Éditions Apogée ISBN 978-2-84398-459-4 15 € TTC en France

Albert Bensoussan Déborah Bensoussan

Tobie et Léah Tobie et Léah

Un couple d’amants du dimanche. Tobie vit à Paris, Lucie en Bretagne. Deux heures de train tôt le matin et deux heures tard le soir. Un petit temps pour s’aimer, un plus grand pour se détester. La semaine laisse place à l’écriture, à l’échange de lettres et aux digressions, à la digestion des frustrations, à l’espoir ou au désir de fuite.
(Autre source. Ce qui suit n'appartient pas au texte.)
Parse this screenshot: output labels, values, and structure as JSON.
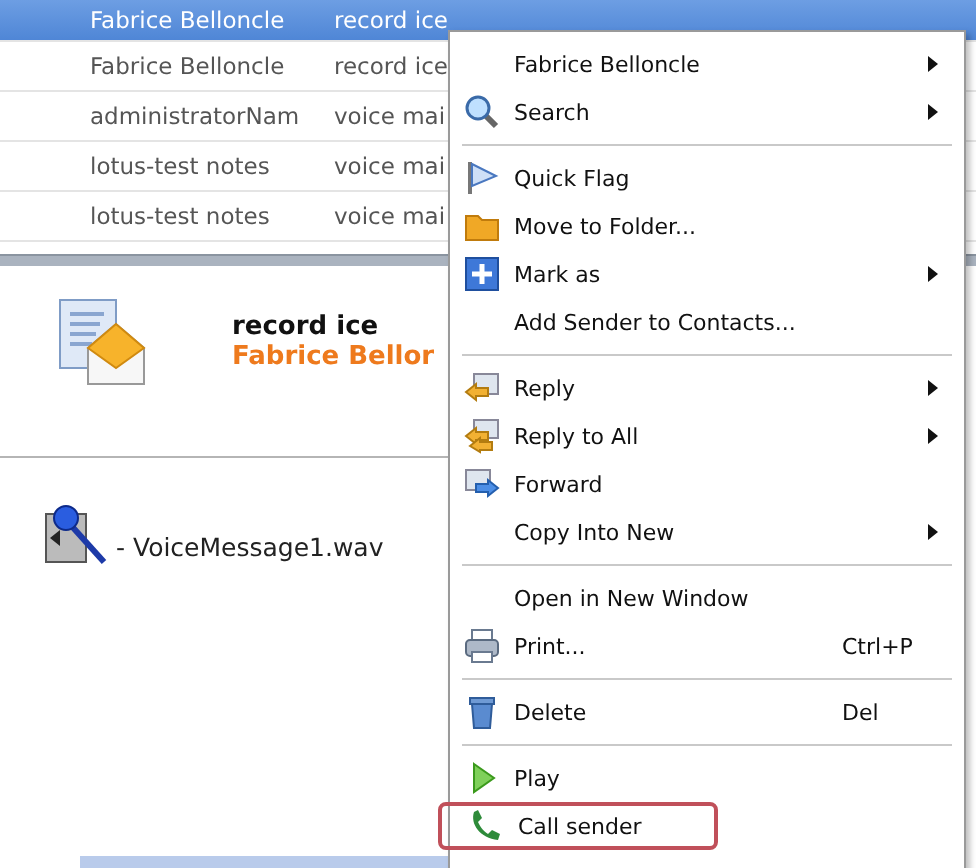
{
  "message_list": {
    "rows": [
      {
        "from": "Fabrice Belloncle",
        "subject": "record ice",
        "selected": true
      },
      {
        "from": "Fabrice Belloncle",
        "subject": "record ice",
        "selected": false
      },
      {
        "from": "administratorNam",
        "subject": "voice mai",
        "selected": false
      },
      {
        "from": "lotus-test notes",
        "subject": "voice mai",
        "selected": false
      },
      {
        "from": "lotus-test notes",
        "subject": "voice mai",
        "selected": false
      }
    ]
  },
  "preview": {
    "subject": "record ice",
    "sender": "Fabrice Bellor",
    "attachment": "- VoiceMessage1.wav"
  },
  "context_menu": {
    "groups": [
      [
        {
          "label": "Fabrice Belloncle",
          "submenu": true,
          "highlighted": false
        },
        {
          "label": "Search",
          "submenu": true,
          "highlighted": false
        }
      ],
      [
        {
          "label": "Quick Flag",
          "submenu": false,
          "highlighted": false
        },
        {
          "label": "Move to Folder...",
          "submenu": false,
          "highlighted": false
        },
        {
          "label": "Mark as",
          "submenu": true,
          "highlighted": false
        },
        {
          "label": "Add Sender to Contacts...",
          "submenu": false,
          "highlighted": false
        }
      ],
      [
        {
          "label": "Reply",
          "submenu": true,
          "highlighted": false
        },
        {
          "label": "Reply to All",
          "submenu": true,
          "highlighted": false
        },
        {
          "label": "Forward",
          "submenu": false,
          "highlighted": false
        },
        {
          "label": "Copy Into New",
          "submenu": true,
          "highlighted": false
        }
      ],
      [
        {
          "label": "Open in New Window",
          "submenu": false,
          "highlighted": false
        },
        {
          "label": "Print...",
          "shortcut": "Ctrl+P",
          "submenu": false,
          "highlighted": false
        }
      ],
      [
        {
          "label": "Delete",
          "shortcut": "Del",
          "submenu": false,
          "highlighted": false
        }
      ],
      [
        {
          "label": "Play",
          "submenu": false,
          "highlighted": false
        },
        {
          "label": "Call sender",
          "submenu": false,
          "highlighted": true
        }
      ]
    ]
  }
}
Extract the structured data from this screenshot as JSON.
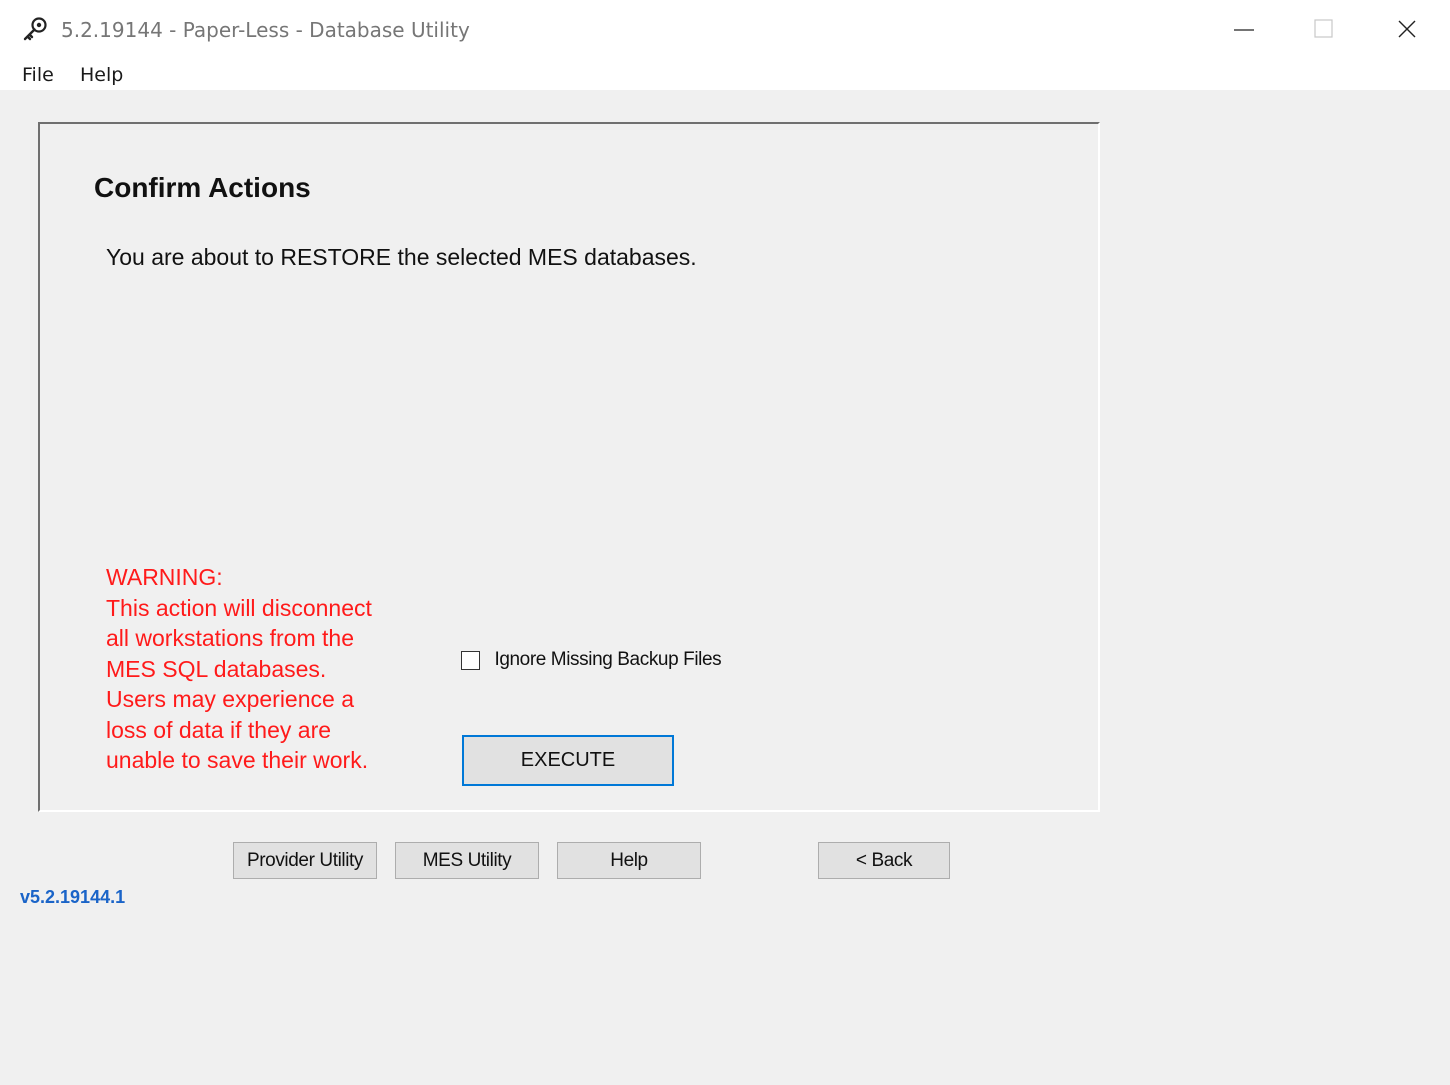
{
  "window": {
    "title": "5.2.19144 - Paper-Less - Database Utility",
    "app_icon": "key-wrench-icon",
    "controls": [
      "minimize-icon",
      "maximize-icon",
      "close-icon"
    ]
  },
  "menubar": {
    "items": [
      {
        "label": "File"
      },
      {
        "label": "Help"
      }
    ]
  },
  "confirm": {
    "title": "Confirm Actions",
    "message": "You are about to RESTORE the selected MES databases.",
    "warning_lines": [
      "WARNING:",
      "This action will disconnect",
      "all workstations from the",
      "MES SQL databases.",
      "Users may experience a",
      "loss of data if they are",
      "unable to save their work."
    ],
    "ignore_missing": {
      "label": "Ignore Missing Backup Files",
      "checked": false
    },
    "execute_label": "EXECUTE"
  },
  "nav": {
    "provider_utility": "Provider Utility",
    "mes_utility": "MES Utility",
    "help": "Help",
    "back": "< Back"
  },
  "version": "v5.2.19144.1",
  "colors": {
    "warning": "#ff1a1a",
    "version": "#1a64c8",
    "focus_border": "#0078d7",
    "background": "#f0f0f0"
  }
}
Ce texte épistolaire est un règlement de comptes, déchirant ou truculent, c’est selon, au cours duquel, devant l’incompréhension bornée de ce Juif tunisien qui a renié ses origines, Lucie devenue Léah tente de faire émerger une nouvelle identité en renouant avec le fil coupé de ses ancêtres paternels. Au prix de quelques coups fourrés et de quelques fous rires, la libération viendra finalement à bout du silence.

Éditions Apogée

« Bon, pardon, Tobie, j’étais boudeuse dimanche dernier et tu m’en veux. J’ai eu honte, tu avais l’air triste, pour une fois, quand je t’ai quitté. »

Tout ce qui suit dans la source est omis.